Era precisamente durante este tipo de situaciones límite que se ponía a prueba el valor y la entereza de los sofisticados caballeros como yo. Al fin y al cabo, el arte de expulsar invasores de tu hogar requería de suma precisión en las formas o se corría el riesgo de encender la mecha de una espiral de violencia innecesaria. Saqué mi mejor artilugio del bolsillo de la gabardina y me aproximé sigiloso, con la intención de atizarle en la cabeza. Un pasito, luego otro, luego otro... parecía tan fácil que yo me preguntaba si no estaría como la rata en el laberinto, atrapado en alguna suerte de plan retorcido que desconocía.

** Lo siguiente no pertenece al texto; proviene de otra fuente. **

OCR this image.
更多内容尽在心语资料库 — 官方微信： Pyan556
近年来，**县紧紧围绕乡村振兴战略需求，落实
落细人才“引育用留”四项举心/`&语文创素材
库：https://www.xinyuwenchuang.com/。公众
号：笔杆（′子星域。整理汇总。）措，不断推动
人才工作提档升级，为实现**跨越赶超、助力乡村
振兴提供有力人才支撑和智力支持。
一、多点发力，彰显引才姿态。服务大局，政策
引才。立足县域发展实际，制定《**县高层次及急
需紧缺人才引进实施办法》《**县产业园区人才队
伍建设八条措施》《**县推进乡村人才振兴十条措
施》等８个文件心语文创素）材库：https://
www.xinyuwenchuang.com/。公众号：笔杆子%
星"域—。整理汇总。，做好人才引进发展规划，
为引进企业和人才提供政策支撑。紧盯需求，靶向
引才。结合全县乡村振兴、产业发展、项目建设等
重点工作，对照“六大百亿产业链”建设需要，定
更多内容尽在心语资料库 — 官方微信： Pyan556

Por fortuna, mi acto de bizarría surtió el efecto esperado. Pude inmovilizarlo en menos tiempo del que se tarda en leer estas líneas, pero eso no acababa con los problemas que esta situación me causaba. ¡Ni muchísimo menos! El muy pícaro había llamado a mi puerta con una serie de dos, tres, uno y dos golpes, o sea, la combinación correcta para el viernes por la tarde. Ahora necesitaba descubrir cómo había sido capaz de desencriptar mi código de seguridad personal e intransferible.

Lo senté en una silla de mimbre y exclamé:

—Oye, ¿cómo has sido capaz de desencriptar mi código de seguridad personal e intransferible? —Enfaticé el cómo, para hacerle aún más partícipe de su imperdonable transgresión.

Uno pensaría que con eso debería bastar para destruir las defensas de un hombre normal; que cualquier individuo común, que se encontrara en la misma situación, rompería a llorar atormentado por la vergüenza, pero él no era tal cosa. Lejos de amedrentarse, ordenó a los músculos de su rostro que dibujasen una sonrisa burlona y replicó:

—Para empezar, si tu código secreto es tan seguro que solo lo conoces tú, más te valdría no tener código alguno. Al final, con o sin él, no dejas pasar a nadie bajo ningún supuesto. Tenerlo te expone, además, a que sea reventado, y eso a un caballero tan inteligente y respetuoso con sus propias normas como tú, lo coloca en una peligrosa posición de vulnerabilidad.

Obnubilado por aquella impactante exhibición de sabiduría sexagenaria, de un hombre capaz de reconocerme como el auténtico intelectual que era y, pese a todo, corregir mi lógica, bajé la guardia. Fue entonces cuando tuvo lugar el siguiente de los fenómenos insólitos: mi némesis, no sé cómo, logró desatarse solito.